Lors de la crise constitutionnelle de 1993, les nationalistes russes manifestent leur opposition au nouveau régime démocratique. En septembre 1993, Boris Eltsine annonce la dissolution du Parlement dans le but de faire adopter une nouvelle constitution. Les parlementaires s’y opposent et des militants communistes et nationalistes armés, notamment issus d’Unité nationale russe et du Parti national-bolchevique, érigent des barricades autour du Parlement pour le protéger. Début octobre, Boris Eltsine ordonne le bombardement du Parlement. Selon les estimations officielles, les affrontements auraient fait 187 morts. À la suite de cette confrontation, le Parlement est effectivement dissous et une nouvelle constitution est adoptée. L’année suivante, les militants arrêtés bénéficient d’une amnistie et sont relâchés. Cette crise a été un moment charnière  : c’est à ce moment que se sont imposés le thème de la « menace rouge-brune » et la comparaison de la Russie des années 1990 à la République de Weimar. 

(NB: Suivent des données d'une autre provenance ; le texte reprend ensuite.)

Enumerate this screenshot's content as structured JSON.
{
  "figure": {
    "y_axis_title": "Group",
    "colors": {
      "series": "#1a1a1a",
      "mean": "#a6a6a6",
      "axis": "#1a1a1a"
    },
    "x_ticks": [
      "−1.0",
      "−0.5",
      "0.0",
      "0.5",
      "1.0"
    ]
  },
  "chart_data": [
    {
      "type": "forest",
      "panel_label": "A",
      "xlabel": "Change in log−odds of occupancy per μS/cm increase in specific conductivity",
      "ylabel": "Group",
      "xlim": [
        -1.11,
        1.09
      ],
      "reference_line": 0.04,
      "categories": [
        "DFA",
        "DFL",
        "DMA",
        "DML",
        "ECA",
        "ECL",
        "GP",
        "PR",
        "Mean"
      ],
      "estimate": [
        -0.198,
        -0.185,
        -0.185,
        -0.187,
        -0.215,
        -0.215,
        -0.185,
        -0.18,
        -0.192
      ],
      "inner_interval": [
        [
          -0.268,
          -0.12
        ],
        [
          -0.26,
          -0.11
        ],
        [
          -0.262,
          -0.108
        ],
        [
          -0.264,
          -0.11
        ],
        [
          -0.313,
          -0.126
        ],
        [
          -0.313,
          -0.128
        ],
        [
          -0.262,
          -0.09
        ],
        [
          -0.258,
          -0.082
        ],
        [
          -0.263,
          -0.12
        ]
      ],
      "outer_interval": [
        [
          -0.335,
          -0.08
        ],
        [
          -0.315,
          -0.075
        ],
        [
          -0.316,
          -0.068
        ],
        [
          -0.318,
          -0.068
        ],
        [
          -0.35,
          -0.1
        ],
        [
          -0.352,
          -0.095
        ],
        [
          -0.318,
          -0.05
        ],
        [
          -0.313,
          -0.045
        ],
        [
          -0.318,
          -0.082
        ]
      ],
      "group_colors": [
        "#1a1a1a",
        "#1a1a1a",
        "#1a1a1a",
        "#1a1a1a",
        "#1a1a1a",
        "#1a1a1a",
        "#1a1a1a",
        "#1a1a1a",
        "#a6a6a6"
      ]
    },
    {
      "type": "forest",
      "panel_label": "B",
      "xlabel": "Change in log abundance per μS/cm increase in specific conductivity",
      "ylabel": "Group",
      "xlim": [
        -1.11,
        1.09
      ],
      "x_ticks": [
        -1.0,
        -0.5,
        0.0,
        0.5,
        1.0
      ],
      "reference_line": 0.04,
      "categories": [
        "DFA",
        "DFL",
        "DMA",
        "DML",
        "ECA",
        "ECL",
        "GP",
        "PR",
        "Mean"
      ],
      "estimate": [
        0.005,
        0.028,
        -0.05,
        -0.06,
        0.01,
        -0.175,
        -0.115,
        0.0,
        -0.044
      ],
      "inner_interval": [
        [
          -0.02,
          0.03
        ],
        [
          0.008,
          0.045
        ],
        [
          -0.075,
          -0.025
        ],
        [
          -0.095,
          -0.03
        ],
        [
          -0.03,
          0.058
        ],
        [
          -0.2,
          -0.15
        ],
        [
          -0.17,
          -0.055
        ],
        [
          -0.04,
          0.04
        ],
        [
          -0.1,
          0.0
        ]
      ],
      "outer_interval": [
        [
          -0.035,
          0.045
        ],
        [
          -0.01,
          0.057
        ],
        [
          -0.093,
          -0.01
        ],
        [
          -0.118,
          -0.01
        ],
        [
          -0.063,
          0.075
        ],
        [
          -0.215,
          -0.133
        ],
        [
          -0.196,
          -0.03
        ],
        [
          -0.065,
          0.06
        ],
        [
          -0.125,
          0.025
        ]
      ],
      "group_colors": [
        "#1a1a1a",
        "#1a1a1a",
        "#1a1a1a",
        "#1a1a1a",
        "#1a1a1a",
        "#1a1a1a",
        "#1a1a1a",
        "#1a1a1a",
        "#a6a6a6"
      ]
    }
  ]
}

Le pouvoir de Boris Eltsine s’est toutefois maintenu malgré cette opposition. Certains nationalistes, comme ceux de l’Unité nationale russe, ont tenté de participer aux élections, mais l’enregistrement de leur parti a été refusé.

Au début des années 2000, ces organisations déclinent, laissant la place à de nouvelles structures nationalistes. Il s’agit notamment du Mouvement contre l’immigration illégale (Dviženie protiv nelegal’noj immigracii ou DPNI) créé en 2002 par deux frères, Alexandre Belov et Vladimir Basmanov. Actifs dans les années 1990, ils ont participé à la défense du Parlement en 1993, mais sans occuper de fonction de premier plan. Le DPNI signe le tournant résolument ethno-nationaliste du nationalisme russe. Les nationalistes des années 1990 s’opposaient en priorité au nouveau régime démocratique et au déclin de la puissance russe  ; désormais, ces questions sont reléguées au second plan par des critiques toujours plus virulentes de l’immigration, et plus généralement des minorités non-Russes, à commencer par celles du Caucase. Le Mouvement contre l’immigration illégale soutient que les Russes ethniques sont systématiquement désavantagés face aux minorités. 

Les positions nationalistes du pouvoir de Poutine restent largement instrumentales et ponctuelles.

Rodolphe Droalin

Les analystes de la politique russe contemporaine sondent continûment les déclarations de Vladimir Poutine en quête de références à des auteurs nationalistes, monarchistes ou contre-révolutionnaires du XXe siècle, de Nikolaï Berdiaïev à Alexandre Douguine. Diriez-vous qu’il a existé à un moment donné une possible plateforme idéologique commune entre les mouvements nationalistes radicaux et le régime de Vladimir Poutine  ? 

L’orientation nationaliste — ou patriotique — du gouvernement russe ne date pas de Vladimir Poutine.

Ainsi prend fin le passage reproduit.